While those statements are true, they confuse the issue. Guilt beyond a reasonable doubt is the standard used in criminal courts in the United States. However, when it comes to civil liability, the standard is often "by a preponderance of the evidence," essentially meaning "more likely than not." In fact, this standard is applied to the issuance of Domestic Violence Restraining Orders (DVRO). Much of the accused behavior would be grounds for a survivor to obtain a DVRO, but that remedy was not pursued (likely for the same reasons that the survivors remained silent for all these years).
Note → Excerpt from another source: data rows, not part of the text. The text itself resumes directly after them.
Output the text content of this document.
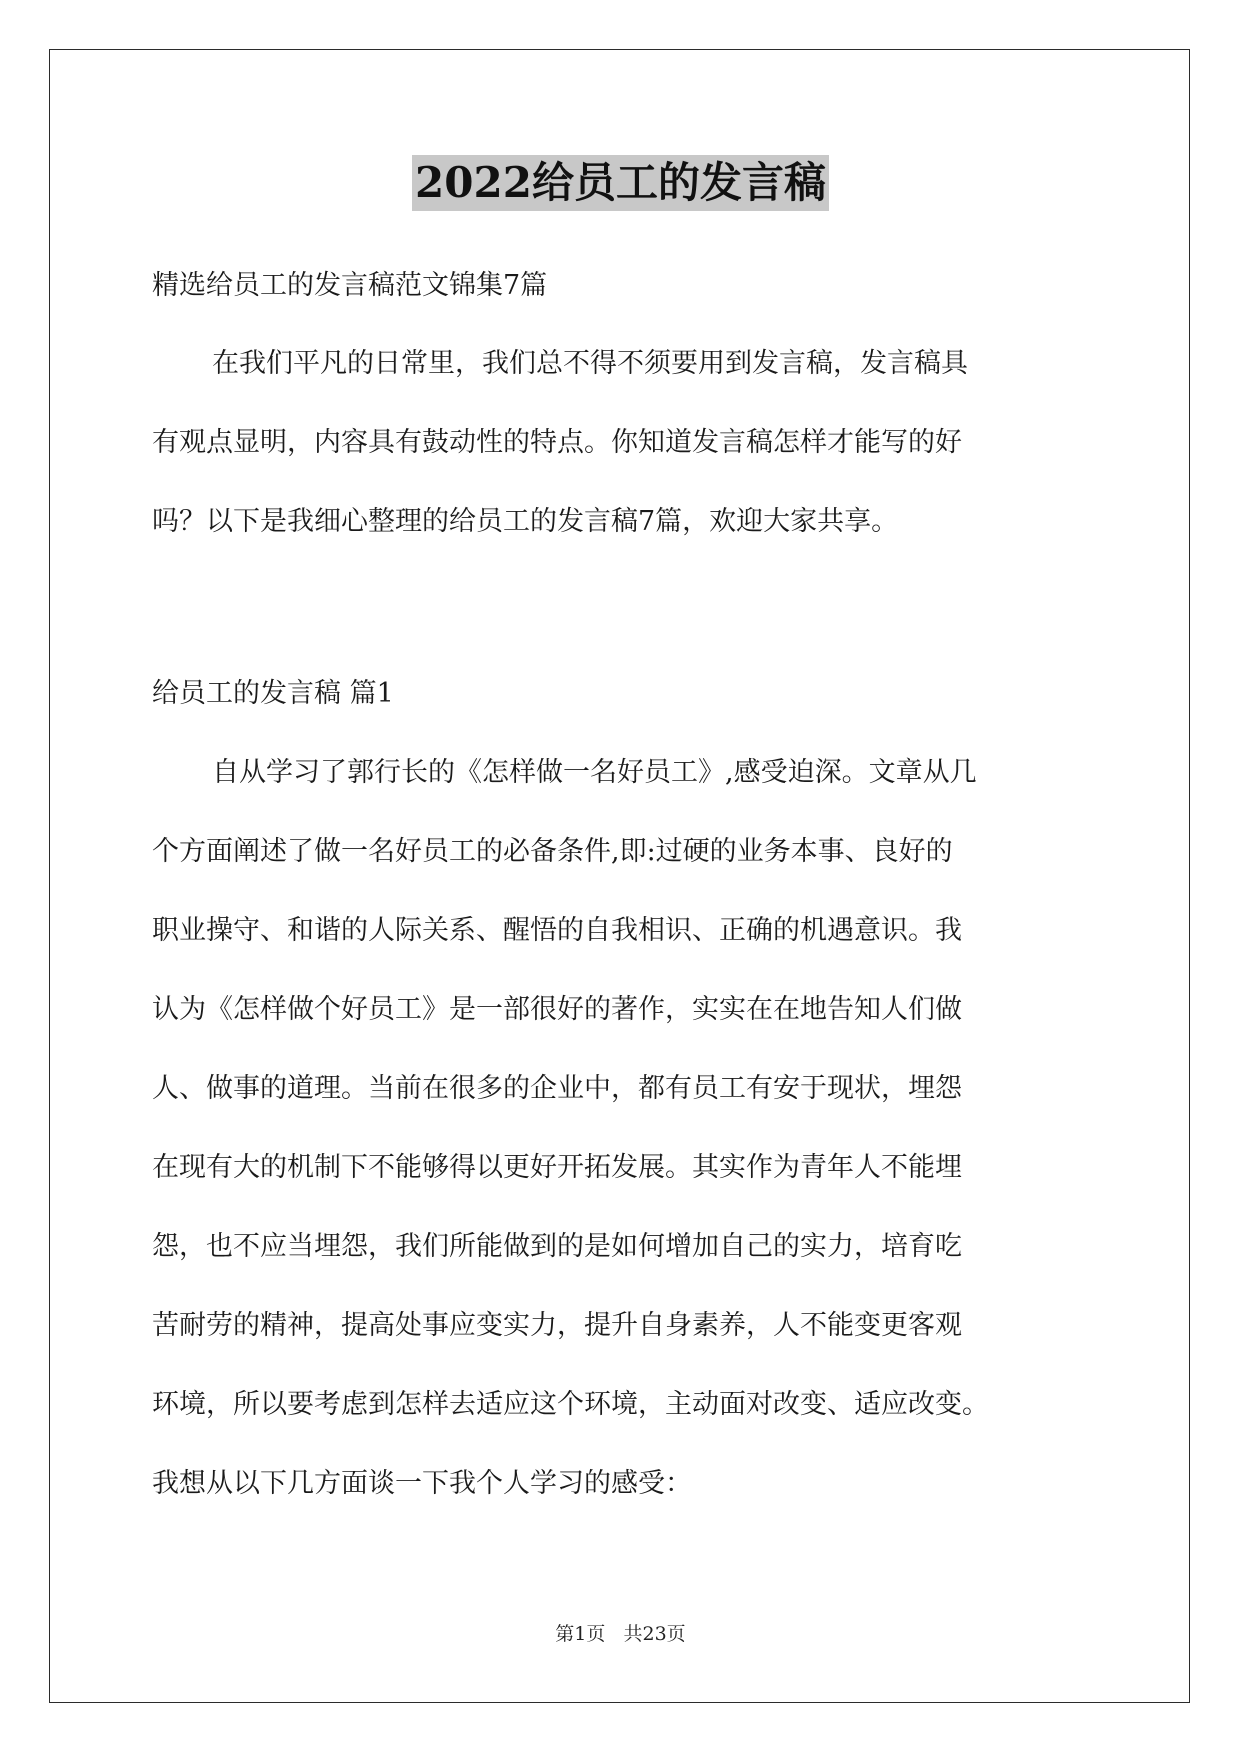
2022给员工的发言稿
精选给员工的发言稿范文锦集7篇
在我们平凡的日常里，我们总不得不须要用到发言稿，发言稿具
有观点显明，内容具有鼓动性的特点。你知道发言稿怎样才能写的好
吗？以下是我细心整理的给员工的发言稿7篇，欢迎大家共享。
给员工的发言稿 篇1
自从学习了郭行长的《怎样做一名好员工》,感受迫深。文章从几
个方面阐述了做一名好员工的必备条件,即:过硬的业务本事、良好的
职业操守、和谐的人际关系、醒悟的自我相识、正确的机遇意识。我
认为《怎样做个好员工》是一部很好的著作，实实在在地告知人们做
人、做事的道理。当前在很多的企业中，都有员工有安于现状，埋怨
在现有大的机制下不能够得以更好开拓发展。其实作为青年人不能埋
怨，也不应当埋怨，我们所能做到的是如何增加自己的实力，培育吃
苦耐劳的精神，提高处事应变实力，提升自身素养，人不能变更客观
环境，所以要考虑到怎样去适应这个环境，主动面对改变、适应改变。
我想从以下几方面谈一下我个人学习的感受：
第1页   共23页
So, to infer that the behavior of these men would not subject them to any court liability is inaccurate and does a disservice to survivors who may now be further silenced for not thinking they can do anything.
If the standard to obtain a DVRO is essentially "more likely than not," then there shouldn't be any problem with employers or the general public making their decisions based on a "more likely than not" standard - essentially using their own judgment. In addition, if you are a survivor of sexual harassment or any other abusive behavior and are in fear of your safety, don't be discouraged by others, and consider seeking a Domestic Violence Restraining Order.